Developing international multilingual terminologies is a time-consuming process. We present a methodology which aims to ease this process by automatically acquiring new translations of medical terms based on word alignment in parallel text corpora, and test it on English and French. After collecting a parallel, English-French corpus, we detected French translations of English terms from three terminologies-MeSH, SNOMED CT and the MedlinePlus Health Topics. We obtained respectively for each terminology 74.8%, 77.8% and 76.3% of linguistically correct new translations. A sample of the MeSH translations was submitted to expert review and 61.5% were deemed desirable additions to the French MeSH. In conclusion, we successfully obtained good quality new translations, which underlines the suitability of using alignment in text corpora to help translating terminologies. Our method may be applied to different European languages and provides a methodological framework that may be used with different processing tools.

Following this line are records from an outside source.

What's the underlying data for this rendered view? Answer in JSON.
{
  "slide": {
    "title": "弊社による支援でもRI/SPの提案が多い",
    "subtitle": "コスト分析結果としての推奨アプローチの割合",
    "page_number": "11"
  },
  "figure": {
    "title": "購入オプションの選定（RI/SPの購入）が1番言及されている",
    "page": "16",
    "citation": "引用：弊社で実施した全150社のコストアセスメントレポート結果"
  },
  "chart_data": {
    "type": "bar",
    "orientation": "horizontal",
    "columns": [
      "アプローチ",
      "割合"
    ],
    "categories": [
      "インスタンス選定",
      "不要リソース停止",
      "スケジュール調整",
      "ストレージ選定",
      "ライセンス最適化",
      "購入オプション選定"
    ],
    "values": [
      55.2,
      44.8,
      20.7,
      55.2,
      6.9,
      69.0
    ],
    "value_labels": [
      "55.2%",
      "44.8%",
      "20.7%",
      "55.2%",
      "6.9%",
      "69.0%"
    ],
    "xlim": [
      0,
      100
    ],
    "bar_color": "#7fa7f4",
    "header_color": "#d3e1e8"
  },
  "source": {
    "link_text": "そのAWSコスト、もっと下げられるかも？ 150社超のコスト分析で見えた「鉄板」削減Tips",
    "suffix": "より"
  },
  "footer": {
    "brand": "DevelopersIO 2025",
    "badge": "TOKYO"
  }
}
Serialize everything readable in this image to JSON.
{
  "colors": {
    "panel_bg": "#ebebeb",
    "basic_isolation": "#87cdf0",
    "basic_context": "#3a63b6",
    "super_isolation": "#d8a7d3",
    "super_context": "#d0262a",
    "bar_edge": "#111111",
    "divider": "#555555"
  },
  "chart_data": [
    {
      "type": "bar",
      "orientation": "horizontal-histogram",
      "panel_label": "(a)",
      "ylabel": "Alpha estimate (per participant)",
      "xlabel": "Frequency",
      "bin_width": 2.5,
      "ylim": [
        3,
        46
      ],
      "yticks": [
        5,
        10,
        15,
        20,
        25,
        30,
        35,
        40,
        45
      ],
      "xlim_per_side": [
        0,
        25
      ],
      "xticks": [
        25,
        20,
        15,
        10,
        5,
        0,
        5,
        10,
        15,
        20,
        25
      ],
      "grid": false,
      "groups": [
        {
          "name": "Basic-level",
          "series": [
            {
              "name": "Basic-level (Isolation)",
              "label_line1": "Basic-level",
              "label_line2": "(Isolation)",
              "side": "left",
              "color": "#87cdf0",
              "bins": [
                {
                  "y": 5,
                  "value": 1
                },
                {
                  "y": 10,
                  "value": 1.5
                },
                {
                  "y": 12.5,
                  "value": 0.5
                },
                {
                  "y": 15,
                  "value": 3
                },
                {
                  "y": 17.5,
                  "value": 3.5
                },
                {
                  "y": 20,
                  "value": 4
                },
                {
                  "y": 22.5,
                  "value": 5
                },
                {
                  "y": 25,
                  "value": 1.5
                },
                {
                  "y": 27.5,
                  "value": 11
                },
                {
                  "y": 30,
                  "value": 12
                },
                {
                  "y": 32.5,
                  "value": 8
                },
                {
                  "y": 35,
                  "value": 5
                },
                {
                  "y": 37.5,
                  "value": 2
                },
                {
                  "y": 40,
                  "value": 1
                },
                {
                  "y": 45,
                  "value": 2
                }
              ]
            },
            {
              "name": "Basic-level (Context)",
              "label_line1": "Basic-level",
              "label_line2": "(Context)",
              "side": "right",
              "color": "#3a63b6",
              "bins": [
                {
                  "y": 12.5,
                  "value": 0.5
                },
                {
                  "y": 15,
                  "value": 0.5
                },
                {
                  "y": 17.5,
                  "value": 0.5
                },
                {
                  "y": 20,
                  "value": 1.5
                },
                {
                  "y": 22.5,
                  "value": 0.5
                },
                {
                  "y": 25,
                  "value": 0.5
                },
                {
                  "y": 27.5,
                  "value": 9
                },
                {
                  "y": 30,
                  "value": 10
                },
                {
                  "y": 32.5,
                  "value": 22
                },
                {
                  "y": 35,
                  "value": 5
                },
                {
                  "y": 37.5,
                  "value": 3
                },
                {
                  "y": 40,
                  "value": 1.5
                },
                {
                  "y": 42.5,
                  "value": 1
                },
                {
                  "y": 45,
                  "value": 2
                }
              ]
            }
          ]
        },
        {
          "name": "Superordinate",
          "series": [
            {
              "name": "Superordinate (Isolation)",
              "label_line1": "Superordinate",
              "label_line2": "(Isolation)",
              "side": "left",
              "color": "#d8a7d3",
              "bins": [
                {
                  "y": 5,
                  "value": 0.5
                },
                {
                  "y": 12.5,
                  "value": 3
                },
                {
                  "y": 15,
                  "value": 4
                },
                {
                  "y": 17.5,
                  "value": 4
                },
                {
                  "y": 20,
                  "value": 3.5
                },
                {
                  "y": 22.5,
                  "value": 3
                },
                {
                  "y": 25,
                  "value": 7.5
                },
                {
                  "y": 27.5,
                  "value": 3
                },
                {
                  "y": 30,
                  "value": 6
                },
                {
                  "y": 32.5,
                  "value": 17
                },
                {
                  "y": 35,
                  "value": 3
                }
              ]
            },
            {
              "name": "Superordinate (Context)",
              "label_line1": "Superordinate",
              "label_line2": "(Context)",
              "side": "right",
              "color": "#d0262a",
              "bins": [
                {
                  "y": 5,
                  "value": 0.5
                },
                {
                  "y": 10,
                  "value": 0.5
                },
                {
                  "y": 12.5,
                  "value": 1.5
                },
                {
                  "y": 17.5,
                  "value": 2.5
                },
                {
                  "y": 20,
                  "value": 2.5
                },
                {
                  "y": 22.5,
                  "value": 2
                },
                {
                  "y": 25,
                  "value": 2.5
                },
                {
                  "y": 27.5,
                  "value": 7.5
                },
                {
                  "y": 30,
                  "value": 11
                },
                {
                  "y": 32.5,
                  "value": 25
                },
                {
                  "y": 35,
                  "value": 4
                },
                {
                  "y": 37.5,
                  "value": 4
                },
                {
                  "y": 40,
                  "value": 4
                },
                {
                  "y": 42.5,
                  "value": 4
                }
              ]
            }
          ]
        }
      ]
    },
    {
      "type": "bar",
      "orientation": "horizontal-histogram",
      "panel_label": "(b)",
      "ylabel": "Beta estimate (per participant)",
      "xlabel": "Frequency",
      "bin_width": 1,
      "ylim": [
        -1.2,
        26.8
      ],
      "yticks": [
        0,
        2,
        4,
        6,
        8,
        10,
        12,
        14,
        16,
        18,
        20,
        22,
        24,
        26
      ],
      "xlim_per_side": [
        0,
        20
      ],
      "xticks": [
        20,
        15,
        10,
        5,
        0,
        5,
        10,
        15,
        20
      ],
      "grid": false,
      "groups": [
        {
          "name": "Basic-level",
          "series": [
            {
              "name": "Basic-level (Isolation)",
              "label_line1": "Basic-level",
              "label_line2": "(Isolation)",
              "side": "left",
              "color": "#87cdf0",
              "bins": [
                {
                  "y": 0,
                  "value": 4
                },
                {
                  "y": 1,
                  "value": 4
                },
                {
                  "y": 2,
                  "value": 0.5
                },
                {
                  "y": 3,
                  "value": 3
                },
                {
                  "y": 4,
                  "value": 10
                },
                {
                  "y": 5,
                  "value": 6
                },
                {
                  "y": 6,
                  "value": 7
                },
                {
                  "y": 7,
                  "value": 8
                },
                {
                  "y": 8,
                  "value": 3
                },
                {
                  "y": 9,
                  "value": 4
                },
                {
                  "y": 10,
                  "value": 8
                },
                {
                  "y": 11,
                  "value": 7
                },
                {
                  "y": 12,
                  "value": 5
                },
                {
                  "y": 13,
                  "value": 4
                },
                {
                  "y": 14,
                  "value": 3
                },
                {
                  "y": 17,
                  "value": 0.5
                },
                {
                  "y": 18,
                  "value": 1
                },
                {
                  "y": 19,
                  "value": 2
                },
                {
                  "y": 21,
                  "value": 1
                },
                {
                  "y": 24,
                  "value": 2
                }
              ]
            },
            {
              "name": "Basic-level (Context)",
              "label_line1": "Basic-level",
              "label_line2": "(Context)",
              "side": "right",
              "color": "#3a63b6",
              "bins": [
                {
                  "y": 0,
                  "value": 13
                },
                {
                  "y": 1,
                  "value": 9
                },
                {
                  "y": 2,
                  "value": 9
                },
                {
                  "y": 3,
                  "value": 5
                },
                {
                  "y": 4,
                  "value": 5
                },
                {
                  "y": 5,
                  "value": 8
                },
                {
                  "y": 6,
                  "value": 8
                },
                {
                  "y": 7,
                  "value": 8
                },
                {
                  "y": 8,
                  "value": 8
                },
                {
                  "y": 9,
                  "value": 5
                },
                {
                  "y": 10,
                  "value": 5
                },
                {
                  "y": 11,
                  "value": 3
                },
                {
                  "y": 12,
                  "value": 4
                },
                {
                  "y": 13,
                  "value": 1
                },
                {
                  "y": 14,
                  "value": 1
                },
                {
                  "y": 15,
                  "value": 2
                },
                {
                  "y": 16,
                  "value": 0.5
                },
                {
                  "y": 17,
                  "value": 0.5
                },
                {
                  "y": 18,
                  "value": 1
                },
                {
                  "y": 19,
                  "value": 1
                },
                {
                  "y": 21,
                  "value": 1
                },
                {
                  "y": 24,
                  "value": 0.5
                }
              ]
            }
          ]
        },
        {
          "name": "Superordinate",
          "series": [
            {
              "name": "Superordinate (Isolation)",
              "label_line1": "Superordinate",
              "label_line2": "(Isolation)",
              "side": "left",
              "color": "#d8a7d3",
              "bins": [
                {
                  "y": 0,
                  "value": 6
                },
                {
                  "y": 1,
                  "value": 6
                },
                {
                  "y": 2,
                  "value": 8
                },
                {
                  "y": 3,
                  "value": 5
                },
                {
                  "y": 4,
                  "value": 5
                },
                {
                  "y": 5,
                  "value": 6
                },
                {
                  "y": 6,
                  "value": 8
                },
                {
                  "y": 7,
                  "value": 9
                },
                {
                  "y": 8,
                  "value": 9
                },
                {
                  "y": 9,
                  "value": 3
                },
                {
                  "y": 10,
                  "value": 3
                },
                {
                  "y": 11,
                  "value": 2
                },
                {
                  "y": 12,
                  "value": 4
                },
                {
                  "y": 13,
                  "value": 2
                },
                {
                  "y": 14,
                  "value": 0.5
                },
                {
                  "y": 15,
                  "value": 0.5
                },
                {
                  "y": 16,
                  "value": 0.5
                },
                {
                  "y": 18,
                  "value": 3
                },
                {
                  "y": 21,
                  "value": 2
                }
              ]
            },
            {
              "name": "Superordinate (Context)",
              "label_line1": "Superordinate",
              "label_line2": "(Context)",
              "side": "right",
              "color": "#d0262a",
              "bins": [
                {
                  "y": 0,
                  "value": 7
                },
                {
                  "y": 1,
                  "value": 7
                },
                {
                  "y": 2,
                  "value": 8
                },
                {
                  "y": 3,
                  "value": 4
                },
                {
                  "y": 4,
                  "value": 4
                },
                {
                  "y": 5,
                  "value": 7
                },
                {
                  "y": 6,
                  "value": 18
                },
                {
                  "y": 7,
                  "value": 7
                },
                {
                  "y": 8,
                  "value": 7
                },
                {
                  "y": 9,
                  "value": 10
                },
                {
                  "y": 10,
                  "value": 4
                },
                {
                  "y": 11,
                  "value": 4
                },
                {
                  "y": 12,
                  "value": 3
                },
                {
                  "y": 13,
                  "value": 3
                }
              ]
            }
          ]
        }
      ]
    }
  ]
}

开发国际多语言术语是一个耗时的过程。我们提出了一种方法,旨在通过基于平行文本语料库中的词对齐自动获取医学术语的新翻译来简化这一过程,并在英语和法语上进行测试。在收集了一个平行的英法语料库后,我们从三个术语集——医学主题词表(MeSH)、医学系统命名法临床术语(SNOMED CT)和MedlinePlus健康主题中检测出了英语术语的法语翻译。对于每个术语集,我们分别获得了74.8%、77.8%和76.3%语言上正确的新翻译。医学主题词表翻译的一个样本提交给了专家评审,61.5%被认为是对法语医学主题词表的理想补充。总之,我们成功获得了高质量的新翻译,这突出了在文本语料库中使用对齐来帮助翻译术语的适用性。我们的方法可以应用于不同的欧洲语言,并提供了一个可以与不同处理工具一起使用的方法框架。